Here's my bike once we got off the road.  Talk about dirty!

Host-Dave and his wife Lavina welcomed us into their nice home.  I got the "princess" bedroom while Dave slept in the basement.  After a warm shower, laundry and some Internet time, we had a delicious dinner of salad, cheese garlic bread, corn and BBQ chicken.  Everything was good, but we were most happy to have the corn since we've seen nothing but corn on the road.  Even if we wanted to bogart some corn from the field, we didn't have any means of boiling/grilling it.
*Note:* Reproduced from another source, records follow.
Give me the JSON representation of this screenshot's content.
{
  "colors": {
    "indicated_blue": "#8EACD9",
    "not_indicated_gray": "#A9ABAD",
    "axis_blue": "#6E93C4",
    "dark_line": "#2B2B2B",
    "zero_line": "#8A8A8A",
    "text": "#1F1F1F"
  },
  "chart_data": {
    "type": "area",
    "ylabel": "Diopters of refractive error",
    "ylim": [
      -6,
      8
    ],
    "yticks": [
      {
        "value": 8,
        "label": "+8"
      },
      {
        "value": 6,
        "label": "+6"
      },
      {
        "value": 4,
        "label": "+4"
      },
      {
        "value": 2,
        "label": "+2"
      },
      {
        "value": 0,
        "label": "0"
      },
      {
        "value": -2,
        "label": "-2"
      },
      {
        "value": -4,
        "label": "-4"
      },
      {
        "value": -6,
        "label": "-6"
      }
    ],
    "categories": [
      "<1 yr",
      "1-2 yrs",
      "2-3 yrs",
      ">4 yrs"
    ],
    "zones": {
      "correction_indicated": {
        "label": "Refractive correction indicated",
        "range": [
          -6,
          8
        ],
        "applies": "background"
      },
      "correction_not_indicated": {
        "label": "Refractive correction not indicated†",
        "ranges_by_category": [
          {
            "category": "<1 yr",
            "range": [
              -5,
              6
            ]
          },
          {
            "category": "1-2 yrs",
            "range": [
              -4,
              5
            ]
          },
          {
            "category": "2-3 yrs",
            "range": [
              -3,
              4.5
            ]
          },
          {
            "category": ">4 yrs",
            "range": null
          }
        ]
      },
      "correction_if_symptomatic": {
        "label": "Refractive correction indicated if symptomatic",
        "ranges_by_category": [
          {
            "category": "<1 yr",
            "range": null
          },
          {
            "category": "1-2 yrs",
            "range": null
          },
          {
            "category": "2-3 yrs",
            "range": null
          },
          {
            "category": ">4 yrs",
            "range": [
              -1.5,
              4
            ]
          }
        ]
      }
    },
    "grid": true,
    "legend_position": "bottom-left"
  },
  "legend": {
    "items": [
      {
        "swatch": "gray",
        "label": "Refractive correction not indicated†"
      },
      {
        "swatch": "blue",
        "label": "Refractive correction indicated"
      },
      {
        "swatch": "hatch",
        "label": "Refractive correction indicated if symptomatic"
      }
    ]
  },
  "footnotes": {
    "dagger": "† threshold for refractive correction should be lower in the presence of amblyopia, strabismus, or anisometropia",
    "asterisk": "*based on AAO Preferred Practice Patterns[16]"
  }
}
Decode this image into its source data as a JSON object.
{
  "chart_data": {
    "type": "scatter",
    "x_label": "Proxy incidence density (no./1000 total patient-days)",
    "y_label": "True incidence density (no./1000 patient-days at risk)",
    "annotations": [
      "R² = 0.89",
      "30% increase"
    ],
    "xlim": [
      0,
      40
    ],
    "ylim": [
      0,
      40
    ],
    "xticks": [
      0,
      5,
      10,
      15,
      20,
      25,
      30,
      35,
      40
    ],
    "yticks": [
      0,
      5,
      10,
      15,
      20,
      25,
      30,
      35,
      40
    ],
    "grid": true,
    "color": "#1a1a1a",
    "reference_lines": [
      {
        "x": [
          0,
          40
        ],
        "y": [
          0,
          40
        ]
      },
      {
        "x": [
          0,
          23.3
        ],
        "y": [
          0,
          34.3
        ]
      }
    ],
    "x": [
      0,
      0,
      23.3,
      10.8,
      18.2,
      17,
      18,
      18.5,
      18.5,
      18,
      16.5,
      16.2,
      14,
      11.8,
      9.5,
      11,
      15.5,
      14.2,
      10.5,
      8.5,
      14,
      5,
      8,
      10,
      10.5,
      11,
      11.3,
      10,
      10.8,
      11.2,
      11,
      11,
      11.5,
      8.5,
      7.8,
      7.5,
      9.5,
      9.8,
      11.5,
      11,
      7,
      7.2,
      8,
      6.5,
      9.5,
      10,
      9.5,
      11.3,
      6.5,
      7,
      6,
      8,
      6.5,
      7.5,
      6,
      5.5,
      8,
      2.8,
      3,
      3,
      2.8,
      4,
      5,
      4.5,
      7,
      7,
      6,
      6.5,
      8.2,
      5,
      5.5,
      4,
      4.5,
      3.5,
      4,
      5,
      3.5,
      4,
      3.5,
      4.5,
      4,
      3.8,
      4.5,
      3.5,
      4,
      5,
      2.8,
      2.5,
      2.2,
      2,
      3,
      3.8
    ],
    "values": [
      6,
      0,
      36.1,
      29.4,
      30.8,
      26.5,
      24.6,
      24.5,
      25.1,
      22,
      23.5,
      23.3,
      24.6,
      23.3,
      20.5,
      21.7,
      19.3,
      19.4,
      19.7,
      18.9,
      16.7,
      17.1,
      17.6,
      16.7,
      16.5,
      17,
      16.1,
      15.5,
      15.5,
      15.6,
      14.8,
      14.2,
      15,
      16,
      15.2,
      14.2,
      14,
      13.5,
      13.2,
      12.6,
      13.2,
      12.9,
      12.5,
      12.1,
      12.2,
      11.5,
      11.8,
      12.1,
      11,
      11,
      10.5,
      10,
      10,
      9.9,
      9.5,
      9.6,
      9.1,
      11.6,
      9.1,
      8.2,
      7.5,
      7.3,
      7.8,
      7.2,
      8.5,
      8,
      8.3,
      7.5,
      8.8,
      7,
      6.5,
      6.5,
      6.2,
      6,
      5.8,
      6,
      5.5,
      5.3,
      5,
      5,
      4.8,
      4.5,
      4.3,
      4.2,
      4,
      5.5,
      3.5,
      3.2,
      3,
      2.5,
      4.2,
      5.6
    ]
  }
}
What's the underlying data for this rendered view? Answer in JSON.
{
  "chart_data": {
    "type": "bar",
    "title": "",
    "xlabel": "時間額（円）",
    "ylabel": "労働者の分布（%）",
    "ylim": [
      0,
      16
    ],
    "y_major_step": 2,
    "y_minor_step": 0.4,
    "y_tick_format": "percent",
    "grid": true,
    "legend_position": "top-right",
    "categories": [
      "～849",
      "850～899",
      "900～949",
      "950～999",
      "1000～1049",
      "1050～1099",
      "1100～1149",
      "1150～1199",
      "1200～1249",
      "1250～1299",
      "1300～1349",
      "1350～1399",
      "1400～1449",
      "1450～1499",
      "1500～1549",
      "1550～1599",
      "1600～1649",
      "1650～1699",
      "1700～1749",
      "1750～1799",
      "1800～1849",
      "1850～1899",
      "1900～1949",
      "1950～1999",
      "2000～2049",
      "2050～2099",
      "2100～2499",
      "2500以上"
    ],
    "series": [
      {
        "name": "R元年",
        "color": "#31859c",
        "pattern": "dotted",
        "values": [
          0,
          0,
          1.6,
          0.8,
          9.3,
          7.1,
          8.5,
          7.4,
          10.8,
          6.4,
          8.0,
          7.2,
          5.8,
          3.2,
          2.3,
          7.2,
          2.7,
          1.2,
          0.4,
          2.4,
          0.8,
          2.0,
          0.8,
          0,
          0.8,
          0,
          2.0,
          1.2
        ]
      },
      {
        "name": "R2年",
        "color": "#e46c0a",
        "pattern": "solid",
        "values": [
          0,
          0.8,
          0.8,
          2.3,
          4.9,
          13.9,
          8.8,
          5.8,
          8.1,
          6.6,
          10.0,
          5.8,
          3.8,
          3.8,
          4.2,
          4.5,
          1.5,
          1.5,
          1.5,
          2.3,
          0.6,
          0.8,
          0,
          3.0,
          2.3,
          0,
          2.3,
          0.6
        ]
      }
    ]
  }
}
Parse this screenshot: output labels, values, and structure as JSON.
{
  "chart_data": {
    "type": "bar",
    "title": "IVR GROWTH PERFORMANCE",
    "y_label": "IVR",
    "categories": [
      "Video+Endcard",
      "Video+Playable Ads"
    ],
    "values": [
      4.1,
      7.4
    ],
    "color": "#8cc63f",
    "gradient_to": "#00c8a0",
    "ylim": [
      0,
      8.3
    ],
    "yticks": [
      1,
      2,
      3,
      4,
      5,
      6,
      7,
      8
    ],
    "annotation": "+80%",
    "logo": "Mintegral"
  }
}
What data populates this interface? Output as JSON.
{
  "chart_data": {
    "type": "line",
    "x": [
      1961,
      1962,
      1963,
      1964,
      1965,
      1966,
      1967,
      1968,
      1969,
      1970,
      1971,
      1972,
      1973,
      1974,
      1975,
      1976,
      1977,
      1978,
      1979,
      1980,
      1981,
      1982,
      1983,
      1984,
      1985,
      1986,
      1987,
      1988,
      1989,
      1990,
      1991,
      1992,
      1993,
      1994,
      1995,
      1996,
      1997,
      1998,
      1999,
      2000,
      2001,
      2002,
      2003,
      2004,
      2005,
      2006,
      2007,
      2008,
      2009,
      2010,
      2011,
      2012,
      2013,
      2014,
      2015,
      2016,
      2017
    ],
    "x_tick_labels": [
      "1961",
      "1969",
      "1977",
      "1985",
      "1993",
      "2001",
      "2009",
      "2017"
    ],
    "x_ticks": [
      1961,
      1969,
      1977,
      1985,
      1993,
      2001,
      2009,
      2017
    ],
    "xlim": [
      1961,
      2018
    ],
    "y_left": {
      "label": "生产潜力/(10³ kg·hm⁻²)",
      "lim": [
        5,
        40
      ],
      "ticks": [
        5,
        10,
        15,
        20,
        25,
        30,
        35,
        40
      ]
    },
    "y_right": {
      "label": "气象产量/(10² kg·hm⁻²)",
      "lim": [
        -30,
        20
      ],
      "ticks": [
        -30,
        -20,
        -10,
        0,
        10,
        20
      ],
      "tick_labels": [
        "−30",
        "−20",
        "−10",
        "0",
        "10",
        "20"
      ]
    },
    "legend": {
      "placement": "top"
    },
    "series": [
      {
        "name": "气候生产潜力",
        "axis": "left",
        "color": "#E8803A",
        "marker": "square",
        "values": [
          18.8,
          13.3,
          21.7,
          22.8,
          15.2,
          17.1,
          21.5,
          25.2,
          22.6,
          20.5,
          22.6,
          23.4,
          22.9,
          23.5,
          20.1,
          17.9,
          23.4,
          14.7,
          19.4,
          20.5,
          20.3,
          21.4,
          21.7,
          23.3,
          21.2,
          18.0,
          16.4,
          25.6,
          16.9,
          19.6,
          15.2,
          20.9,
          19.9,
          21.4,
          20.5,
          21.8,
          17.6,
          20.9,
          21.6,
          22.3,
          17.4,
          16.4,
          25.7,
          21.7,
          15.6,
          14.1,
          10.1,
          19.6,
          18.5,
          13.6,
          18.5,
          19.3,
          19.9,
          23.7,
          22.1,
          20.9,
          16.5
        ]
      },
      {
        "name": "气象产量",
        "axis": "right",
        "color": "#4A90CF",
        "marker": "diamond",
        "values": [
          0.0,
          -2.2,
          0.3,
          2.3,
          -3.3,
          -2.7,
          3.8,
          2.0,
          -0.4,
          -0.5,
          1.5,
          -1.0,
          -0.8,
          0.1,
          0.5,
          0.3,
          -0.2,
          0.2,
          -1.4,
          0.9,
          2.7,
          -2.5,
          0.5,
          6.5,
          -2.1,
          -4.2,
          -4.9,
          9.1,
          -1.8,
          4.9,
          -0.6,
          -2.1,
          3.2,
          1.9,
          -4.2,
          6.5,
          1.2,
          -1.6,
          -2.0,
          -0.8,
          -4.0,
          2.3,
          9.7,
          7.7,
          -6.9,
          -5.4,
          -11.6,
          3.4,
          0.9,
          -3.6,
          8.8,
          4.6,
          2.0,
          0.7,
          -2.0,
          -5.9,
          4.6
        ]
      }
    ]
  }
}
Host-Dave is planning on going cross country on the Southern Tier next year so he had lots of questions for us.  It was great sharing our story and "wisdom" with him.  After dinner, the four of us went to a local ice cream shop where their son and grandson also happened to be.  The ice cream was so good and what got me was how inexpensive it was.  3 scoops of ice cream for the 4 of us cost $4.50.  Isn't that the cost of one scoop of ice cream in New York?

After ice cream, I washed my bike and lubed my chain.  Host-Dave even had a workstand for my convience.